Colocó sobre la mesa el dólar de Sissy junto con los cincuenta centavos de Evy.

«Esto alcanzará para tres días —pensó—. ¿Y después?».

Y sin darse cuenta siquiera murmuró:

—Johnny, donde sea que estés, anímate una vez más. Una vez más Esperó, y esta vez la llama se hizo sentir.

Y sucedió que Johnny los ayudó.

McGarrity, propietario del bar, no podía alejar de sus pensamientos la memoria de Johnny. No por remordimiento de conciencia. Nada de eso. Él no presionaba a nadie para que acudiera al bar. Aparte, claro está, de mantener las bisagras de las puertas batientes bien lubricadas, de modo que se abrieran a la más leve presión, no se valía de más artimañas que sus competidores. Los bocadillos que se servían gratis con las bebidas no superaban los de los otros establecimientos, y no había ningún halagador entretenimiento, salvo los que espontáneamente proporcionaban los mismos parroquianos. No era un caso de conciencia.

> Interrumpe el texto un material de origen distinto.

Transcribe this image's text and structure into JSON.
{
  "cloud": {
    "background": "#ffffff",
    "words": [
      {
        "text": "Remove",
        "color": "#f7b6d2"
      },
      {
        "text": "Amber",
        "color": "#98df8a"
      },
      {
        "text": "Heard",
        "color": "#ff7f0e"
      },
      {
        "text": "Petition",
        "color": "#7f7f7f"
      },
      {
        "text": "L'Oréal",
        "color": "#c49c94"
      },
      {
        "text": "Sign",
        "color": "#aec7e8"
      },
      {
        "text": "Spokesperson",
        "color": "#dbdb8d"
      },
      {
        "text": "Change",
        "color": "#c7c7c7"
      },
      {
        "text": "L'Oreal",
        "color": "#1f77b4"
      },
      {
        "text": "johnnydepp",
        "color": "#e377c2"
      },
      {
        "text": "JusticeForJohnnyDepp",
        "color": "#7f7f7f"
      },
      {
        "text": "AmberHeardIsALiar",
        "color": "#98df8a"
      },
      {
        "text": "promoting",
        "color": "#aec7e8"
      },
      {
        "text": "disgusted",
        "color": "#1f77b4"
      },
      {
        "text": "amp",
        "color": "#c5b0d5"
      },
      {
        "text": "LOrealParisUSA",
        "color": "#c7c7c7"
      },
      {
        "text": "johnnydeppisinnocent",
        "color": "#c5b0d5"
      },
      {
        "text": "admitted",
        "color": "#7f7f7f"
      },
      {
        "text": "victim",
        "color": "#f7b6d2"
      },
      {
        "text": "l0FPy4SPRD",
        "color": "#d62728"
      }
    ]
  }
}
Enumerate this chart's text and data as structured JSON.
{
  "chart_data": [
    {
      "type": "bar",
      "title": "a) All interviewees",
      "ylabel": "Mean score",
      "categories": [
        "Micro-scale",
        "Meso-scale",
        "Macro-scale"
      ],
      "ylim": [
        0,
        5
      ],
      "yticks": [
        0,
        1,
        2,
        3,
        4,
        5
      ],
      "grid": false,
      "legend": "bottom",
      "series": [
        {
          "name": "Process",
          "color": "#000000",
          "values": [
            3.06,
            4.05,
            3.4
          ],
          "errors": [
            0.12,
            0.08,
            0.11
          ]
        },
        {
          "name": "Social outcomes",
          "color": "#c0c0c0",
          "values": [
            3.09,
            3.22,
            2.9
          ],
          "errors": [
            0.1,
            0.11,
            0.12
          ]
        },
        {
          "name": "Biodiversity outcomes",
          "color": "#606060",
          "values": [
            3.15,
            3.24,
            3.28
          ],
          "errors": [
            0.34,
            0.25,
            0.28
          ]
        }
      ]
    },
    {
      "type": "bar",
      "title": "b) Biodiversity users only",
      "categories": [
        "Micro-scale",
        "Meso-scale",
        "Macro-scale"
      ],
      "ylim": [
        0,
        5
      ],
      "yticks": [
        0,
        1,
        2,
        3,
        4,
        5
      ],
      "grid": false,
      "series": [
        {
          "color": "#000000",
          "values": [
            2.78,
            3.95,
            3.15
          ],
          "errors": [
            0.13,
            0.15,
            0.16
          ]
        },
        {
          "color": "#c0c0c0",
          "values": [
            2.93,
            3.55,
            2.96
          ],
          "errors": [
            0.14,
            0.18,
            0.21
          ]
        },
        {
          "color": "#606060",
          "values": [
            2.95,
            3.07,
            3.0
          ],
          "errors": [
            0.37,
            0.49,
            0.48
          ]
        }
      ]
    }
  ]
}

Echaba de menos a Johnny. He aquí la razón. Le había gustado que Johnny frecuentase su bar, porque le imprimía cierto carácter y valía la pena ver la esbelta y joven silueta recostada contra el mostrador, entre los camioneros y obreros de pico y pala.

Seguramente —llegó a la conclusión McGarrity— Johnny Nolan bebía más de la cuenta. Pero de no haberlo hecho allí habría sido en otro lugar. Sin embargo, no era pendenciero. Cuando tomaba unas cuantas copas de más no gritaba ni armaba escándalo.

Sí, Johnny había sido un buen tipo.

Lo que McGarrity añoraba era la conversación de Johnny.

«¡Qué bien hablaba! —pensó—. Por ejemplo, recuerdo sus descripciones de los sembrados algodoneros allá en el Sur, o de las costas de Arabia, o las praderas bajo el brillante sol de Francia, como si hubiera estado allí en vez de repetir lo que decían las canciones que sabía. ¡Cómo me gustaba oírle hablar de esas tierras lejanas! Pero lo que más me agradaba era cuando tocaba temas referentes a su familia».

McGarrity soñaba con que tenía una familia. Esta familia de sus sueños vivía lejos del bar. Tan lejos que tenía que tomar un tranvía para llegar allí de madrugada, después de cerrar el bar. La suave esposa que soñaba le esperaba levantada, con café bien caliente y algo apetitoso para comer. Después de comer hablaban… hablaban de cosas ajenas al bar. Tenía hijos de ensueño: limpios, bonitos, inteligentes, que iban creciendo avergonzados de que su padre tuviese un bar. Le enorgullecía esa vergüenza, porque demostraba que él tenía la habilidad de engendrar hijos de gustos refinados.